Sometimes, more than one path lead to the same food resource. The shortest, in time, sees more ants walking on it, more pheromone traces added to it. The concentration of pheromones on this path increases hence the path becomes more and more attractive compared to other less walked ones. In a short time all other paths are abandoned and only the shortest (in time) will survive. Ants have chosen the optimized path. How?

No super-ant

No ant is able to compute the optimized path. They even cannot compute a path at all. In fact it is probable they don’t know anything about paths and what a target may be. The choice is only a guise. A choice implies a conscious act and no ant is able to do something like that. The concept disguised as a choice is called emergence: from a collection of simple behaviors created through simple rules, a complex behavior emerge, which is the product of a large number of simple programmed actions instead of a complex computed and decided strategy.

No super-banker

Emergence shows its face in human behaviors too. The financial market is a very complex domain. We know that nobody is able to understand it and predict its behavior with great accuracy. Not to say that nobody has been able to build the financial market from scratch. Though there is something complex, human build, observable and it is called financial market. It emerged from a huge collection of individual actions made by a lot of humans. It has its own internal and unknown logic and may be seen as a homogeneous behavior of a big entity (the Market) with a virtual consciousness like the ant heap may be seen as an organization with virtual consciousness.

No super IT-Engineer either?

Our IT systems are today like the financial market: the complex result of a number of individual actions ran nearly randomly out of any strategy.

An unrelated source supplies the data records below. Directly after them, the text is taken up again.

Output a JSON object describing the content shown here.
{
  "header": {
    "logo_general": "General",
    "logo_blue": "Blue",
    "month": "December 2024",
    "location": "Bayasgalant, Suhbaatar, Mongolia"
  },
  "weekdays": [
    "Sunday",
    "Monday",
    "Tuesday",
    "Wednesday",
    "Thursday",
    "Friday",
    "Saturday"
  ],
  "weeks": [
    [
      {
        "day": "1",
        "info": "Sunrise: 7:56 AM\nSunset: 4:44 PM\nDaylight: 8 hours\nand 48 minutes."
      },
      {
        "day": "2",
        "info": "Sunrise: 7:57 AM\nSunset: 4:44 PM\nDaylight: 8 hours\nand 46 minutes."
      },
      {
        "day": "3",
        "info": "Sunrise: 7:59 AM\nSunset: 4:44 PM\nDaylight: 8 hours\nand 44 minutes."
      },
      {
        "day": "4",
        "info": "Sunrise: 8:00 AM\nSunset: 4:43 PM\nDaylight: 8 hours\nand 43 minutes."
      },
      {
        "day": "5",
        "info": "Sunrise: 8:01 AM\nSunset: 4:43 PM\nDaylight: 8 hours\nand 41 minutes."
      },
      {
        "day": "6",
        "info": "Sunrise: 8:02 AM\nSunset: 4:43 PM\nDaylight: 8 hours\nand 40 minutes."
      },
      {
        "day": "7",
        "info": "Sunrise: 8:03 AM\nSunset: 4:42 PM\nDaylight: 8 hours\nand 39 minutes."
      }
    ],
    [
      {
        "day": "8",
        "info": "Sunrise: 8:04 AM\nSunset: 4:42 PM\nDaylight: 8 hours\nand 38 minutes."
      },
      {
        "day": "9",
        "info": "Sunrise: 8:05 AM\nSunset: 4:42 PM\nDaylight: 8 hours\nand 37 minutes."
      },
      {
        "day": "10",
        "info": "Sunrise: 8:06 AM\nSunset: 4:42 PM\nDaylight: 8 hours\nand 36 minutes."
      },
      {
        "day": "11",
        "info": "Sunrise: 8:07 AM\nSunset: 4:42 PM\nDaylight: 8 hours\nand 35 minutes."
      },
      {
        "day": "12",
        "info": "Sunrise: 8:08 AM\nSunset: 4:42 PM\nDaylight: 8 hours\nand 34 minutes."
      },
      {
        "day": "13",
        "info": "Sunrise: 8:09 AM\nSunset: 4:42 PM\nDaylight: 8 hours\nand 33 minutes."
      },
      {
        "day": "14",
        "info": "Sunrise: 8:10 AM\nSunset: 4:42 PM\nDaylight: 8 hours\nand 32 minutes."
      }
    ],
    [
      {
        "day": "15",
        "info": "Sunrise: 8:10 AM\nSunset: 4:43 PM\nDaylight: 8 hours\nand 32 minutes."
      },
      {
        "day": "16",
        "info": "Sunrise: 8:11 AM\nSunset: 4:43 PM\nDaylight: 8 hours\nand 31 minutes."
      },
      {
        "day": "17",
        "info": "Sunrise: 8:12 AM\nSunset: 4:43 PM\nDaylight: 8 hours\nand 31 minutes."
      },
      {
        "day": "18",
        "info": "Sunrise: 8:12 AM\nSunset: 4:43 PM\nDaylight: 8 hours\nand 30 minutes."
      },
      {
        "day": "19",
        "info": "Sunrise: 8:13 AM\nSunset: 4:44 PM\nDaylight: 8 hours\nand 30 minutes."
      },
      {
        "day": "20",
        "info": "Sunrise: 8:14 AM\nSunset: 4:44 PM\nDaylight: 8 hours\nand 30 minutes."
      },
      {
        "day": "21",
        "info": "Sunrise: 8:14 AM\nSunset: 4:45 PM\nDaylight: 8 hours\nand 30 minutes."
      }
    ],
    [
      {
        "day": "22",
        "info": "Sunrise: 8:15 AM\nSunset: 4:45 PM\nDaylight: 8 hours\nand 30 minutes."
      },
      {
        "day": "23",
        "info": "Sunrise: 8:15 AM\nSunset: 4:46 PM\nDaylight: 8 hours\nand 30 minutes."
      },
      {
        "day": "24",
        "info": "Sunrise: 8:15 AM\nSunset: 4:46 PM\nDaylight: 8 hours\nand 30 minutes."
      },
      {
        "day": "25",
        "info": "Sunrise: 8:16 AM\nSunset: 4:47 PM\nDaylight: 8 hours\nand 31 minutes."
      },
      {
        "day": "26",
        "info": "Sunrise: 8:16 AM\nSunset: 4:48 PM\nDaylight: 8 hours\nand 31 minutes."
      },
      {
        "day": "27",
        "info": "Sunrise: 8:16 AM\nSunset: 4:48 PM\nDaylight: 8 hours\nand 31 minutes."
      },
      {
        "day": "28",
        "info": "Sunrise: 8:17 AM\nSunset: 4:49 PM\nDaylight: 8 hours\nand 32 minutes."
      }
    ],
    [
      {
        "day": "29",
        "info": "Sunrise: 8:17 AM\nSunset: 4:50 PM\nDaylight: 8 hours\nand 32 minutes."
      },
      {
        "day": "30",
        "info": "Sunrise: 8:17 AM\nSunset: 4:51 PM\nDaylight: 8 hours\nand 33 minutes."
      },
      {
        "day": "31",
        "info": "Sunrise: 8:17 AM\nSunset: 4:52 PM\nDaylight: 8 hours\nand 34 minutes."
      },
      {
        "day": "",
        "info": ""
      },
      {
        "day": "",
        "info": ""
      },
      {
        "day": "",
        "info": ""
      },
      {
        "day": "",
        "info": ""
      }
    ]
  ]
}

Each move adds its trace on the pile of pheromone: it has been used here (and no matter if it has been used for good or for bad). And the stronger the pheromone track, the stronger the urge to act like others. Could something as efficient as an anthill emerge from this chaos inside companies? No chance!

No chance really?

Ants and anthills have evolved during a very very long period of time with a huge number of attempts (generations) before the result we see today. Amongst this huge number of tries a lot did not have the slightest chance to survive. In fact the vast majority were not viable at all. In open IT communities, we see the same mechanism: the number of actors is potentially huge and they all act according to there personal skills. Ideas and projects may be abandoned without consequences and the number of tries may be important enough to induce a good emergence phenomenon. But for a company IS we don’t have opportunities to get the number of tries to see a correct solution emerge from the chaos. No time. With the very few number of tries we can count on, there is no chance to even see a viable solution. Not even the tiniest hope. This is just a cold statistical computation. Period.

An efficient alternate strategy

Emergence is not the way but methodological building is. There is a huge difference between nature and open source communities in one hand and companies in the other: goal. There is no goal in nature, there are precise goals in companies. Goals must obviously constrain all company actions. This is the essence of a company as an organized entity. All actions not aligned with goals are lost and waste part of the limited amount of energy available. The only way to have all actions aligned with goals is to deduce actions from goals by conscious decisions. We as humans are the first (on earth) entity to be able to build things by a conscious act of will. We have the ability to analyze, criticize and built new answers by deciding to examine problems and deduce solutions. Why not use this capability?